ABOVE: Breonna Taylor to be on the cover of Oprah’s “O” magazine in September 2020. The cover is the work of self-trained 24-year-old digital artist Alexis Franklin. (Image courtesy Oprahmag.com)
HER LIFE MATTERS. The words appear along with the name of Breonna Taylor on the September issue of O, The Oprah Magazine. A beautiful portrait of the 26-year-old emergency room technician created by digital artist Alexis Franklin graces the cover. The magazine enlisted Franklin and paper-cut artist Janelle Washington to honor Taylor in its latest edition.

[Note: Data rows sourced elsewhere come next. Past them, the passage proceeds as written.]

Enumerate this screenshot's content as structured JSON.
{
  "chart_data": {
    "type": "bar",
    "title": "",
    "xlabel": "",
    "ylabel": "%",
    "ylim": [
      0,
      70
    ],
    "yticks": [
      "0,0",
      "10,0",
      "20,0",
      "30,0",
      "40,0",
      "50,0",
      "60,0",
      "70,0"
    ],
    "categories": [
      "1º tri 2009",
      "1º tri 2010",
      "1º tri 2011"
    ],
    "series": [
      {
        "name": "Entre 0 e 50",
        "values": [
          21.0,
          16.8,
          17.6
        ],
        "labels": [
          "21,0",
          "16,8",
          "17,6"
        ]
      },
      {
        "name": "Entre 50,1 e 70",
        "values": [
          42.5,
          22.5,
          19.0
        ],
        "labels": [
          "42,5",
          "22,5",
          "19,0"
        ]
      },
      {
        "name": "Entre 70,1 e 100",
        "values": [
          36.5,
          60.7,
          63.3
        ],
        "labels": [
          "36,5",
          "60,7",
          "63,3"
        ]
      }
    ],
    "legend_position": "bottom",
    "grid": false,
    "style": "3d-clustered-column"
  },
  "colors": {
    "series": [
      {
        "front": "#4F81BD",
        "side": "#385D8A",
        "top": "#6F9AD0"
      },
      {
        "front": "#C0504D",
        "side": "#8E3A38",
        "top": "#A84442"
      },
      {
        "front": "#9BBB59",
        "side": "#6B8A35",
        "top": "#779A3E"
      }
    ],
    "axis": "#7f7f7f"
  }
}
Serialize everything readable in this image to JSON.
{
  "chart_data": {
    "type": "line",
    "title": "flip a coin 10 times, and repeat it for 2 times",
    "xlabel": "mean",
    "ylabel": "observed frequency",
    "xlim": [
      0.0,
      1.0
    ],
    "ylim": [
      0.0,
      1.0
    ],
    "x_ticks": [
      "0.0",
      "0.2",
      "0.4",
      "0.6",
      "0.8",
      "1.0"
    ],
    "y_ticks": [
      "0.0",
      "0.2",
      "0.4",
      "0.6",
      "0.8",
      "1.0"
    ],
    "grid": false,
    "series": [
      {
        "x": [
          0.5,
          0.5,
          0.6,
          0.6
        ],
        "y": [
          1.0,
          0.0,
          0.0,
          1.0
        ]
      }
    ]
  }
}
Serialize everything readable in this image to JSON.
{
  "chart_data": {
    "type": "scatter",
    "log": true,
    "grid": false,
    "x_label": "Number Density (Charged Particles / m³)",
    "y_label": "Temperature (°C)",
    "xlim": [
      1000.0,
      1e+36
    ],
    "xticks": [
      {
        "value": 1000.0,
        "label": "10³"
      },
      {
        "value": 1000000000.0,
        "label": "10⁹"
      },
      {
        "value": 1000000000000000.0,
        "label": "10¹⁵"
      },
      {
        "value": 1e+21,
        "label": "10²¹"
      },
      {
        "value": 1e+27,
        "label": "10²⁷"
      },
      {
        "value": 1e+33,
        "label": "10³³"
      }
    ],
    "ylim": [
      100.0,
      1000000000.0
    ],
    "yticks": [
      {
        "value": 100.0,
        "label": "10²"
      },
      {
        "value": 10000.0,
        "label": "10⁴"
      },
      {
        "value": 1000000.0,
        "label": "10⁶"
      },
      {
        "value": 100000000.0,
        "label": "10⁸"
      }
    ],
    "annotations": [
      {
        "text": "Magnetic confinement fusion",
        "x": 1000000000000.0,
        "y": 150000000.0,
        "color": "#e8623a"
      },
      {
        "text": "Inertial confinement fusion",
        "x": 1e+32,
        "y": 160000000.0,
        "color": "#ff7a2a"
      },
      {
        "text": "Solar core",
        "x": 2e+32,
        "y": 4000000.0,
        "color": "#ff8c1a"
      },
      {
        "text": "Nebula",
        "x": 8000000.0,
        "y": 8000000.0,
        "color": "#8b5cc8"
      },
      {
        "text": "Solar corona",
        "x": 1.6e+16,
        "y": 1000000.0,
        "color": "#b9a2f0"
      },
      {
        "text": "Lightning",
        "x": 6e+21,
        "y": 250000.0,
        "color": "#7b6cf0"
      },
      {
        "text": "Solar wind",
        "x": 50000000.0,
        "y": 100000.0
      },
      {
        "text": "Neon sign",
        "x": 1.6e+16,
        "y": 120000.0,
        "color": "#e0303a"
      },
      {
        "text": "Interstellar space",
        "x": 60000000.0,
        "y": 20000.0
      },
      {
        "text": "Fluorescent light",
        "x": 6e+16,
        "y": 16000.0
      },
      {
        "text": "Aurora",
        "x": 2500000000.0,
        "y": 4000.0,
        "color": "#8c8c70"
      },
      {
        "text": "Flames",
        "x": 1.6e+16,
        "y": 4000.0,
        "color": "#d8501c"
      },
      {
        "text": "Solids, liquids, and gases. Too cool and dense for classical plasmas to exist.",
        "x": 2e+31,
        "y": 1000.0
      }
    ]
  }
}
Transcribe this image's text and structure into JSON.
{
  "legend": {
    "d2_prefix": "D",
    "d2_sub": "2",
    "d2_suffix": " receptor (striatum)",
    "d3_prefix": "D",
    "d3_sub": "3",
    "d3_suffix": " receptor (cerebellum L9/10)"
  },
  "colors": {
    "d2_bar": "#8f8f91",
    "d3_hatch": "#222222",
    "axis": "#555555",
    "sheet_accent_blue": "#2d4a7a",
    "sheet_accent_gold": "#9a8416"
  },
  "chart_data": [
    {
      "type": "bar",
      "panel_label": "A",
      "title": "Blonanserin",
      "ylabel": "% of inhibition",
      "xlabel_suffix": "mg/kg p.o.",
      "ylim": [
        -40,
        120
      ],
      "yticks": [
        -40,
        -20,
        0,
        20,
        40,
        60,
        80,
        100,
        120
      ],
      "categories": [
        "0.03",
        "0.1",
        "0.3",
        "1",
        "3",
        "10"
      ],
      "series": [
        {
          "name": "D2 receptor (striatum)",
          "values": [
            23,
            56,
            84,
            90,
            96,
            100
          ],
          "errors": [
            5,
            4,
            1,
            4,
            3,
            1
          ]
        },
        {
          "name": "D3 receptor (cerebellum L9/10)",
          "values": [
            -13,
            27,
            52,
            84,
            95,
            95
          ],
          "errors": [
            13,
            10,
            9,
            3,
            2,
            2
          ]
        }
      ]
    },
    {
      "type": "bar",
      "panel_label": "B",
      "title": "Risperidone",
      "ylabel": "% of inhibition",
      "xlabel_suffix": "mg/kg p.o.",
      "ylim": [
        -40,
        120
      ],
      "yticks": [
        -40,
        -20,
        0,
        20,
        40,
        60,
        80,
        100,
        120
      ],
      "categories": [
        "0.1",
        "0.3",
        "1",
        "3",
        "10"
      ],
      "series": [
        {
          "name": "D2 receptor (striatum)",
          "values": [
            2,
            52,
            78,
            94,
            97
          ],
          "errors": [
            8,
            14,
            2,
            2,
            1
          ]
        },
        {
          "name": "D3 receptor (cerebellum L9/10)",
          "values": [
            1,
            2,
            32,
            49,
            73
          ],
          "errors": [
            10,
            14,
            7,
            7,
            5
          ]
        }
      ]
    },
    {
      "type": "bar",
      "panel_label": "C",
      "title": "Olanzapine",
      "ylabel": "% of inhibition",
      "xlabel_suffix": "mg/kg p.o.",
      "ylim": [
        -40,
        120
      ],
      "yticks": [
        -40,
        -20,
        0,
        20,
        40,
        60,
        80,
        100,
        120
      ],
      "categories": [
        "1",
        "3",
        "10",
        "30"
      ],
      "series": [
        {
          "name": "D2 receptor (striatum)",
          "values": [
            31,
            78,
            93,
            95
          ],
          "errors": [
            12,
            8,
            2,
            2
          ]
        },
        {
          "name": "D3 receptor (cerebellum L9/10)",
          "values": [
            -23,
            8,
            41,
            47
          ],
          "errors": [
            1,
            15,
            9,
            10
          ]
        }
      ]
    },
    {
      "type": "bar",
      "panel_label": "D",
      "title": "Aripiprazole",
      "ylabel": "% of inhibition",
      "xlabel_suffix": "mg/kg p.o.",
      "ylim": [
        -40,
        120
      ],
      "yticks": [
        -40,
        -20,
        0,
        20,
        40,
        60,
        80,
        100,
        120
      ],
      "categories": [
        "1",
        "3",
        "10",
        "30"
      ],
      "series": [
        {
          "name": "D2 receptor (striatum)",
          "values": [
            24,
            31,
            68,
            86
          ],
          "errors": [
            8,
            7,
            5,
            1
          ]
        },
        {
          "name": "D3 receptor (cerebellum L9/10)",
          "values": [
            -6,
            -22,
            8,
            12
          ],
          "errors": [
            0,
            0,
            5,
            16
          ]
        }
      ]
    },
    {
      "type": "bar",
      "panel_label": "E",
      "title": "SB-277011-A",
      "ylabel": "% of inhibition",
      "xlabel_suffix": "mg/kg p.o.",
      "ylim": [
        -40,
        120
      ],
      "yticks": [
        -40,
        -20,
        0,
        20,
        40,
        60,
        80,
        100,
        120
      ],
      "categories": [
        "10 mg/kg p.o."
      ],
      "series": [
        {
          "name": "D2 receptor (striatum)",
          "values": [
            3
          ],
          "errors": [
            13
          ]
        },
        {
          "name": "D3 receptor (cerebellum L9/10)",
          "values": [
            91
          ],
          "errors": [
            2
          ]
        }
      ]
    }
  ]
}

Taylor was shot and killed in her home by police on March 13 in Louisville, Ky., when three police officers stormed into her apartment shortly after midnight on a no-knock search warrant. One of the officers was fired. Two have been placed on administrative duty. None of the officers have been charged in Taylor’s death.
The public was largely unaware of the incident until late May when George Floyd was murdered on camera by Minneapolis police, generating widespread rebuke and renewed attention to police killing Black people. In cities across the nation and the world, people responded by taking to the streets in protest.
While the circumstances surrounding Taylor’s death and others have become known, the media coverage has focused primarily on Floyd and a more expansive protest agenda about the Black Lives Matter movement, racial justice, and police reform.
A steady groundswell has continued to press for justice in Taylor’s case—her family, lawyers, the community-at-large, and celebrities, including Oprah Winfrey. Marking Taylor’s birthday on June 5, Oprah posted on Twitter encouraging her followers to honor her life and memory.
She said: “In our fight to remind the world that Black Lives Matter, we need to remember those Black lives also include Black women. So on what would’ve been her 27th birthday today, let’s speak her name: Breonna Taylor.” The message was accompanied by an image similar to the one created for the magazine cover.
The issue also includes a silhouette of Taylor by Alexandria, Va.-based Washington, whose practice is called Washington Cuts. The image features nearly 100 names from the African American Policy Forum’s #SayHerName campaign. The project was initiated in 2014, after the death of Sandra Bland, to bring attention to Black women and girls who have been “victimized by racist police violence.” An article in the issue also recommends how readers can raise awareness for Taylor.
For the first time since Oprah Magazine was founded in 2000, Oprah isn’t on the cover of her magazine. In her column for the issue, she explained why the unprecedented decision was made. Because, “We can’t be silent. We have to use whatever megaphone we have to cry for justice,” Oprah said.
The magazine commissioned Franklin, a self-taught artist based in Dallas, Texas, to produce the cover and shared how it came together. She reimagined a selfie photo Taylor took that has appeared countless times in the press and transformed it into a painterly image. Franklin used Procreate for the iPad to figure out her concept and Photoshop to build the digital portrait.
Franklin said she was deeply affected by the deaths of Alton Sterling and Philando Castille in 2016. The tragedies hit her so hard she shut herself off from the news, she said. But the death of Taylor was an awakening.
“I was uncontrollably angry and hurt. This time there was no shoving it down,” the artist said. Inspired by how Taylor represented herself, Franklin was motivated to create a powerful portrait.
“Looking at it (the selfie), I see an innocence, simple but powerful. It was critical for me to retain that. And there was a sparkle in Breonna’s eyes—a young Black woman posing in her Louisville EMS shirt, happy to be alive,” Franklin said.
“So many things were going through my mind—Breonna’s life, mostly, and how it ended so abruptly and unnecessarily.”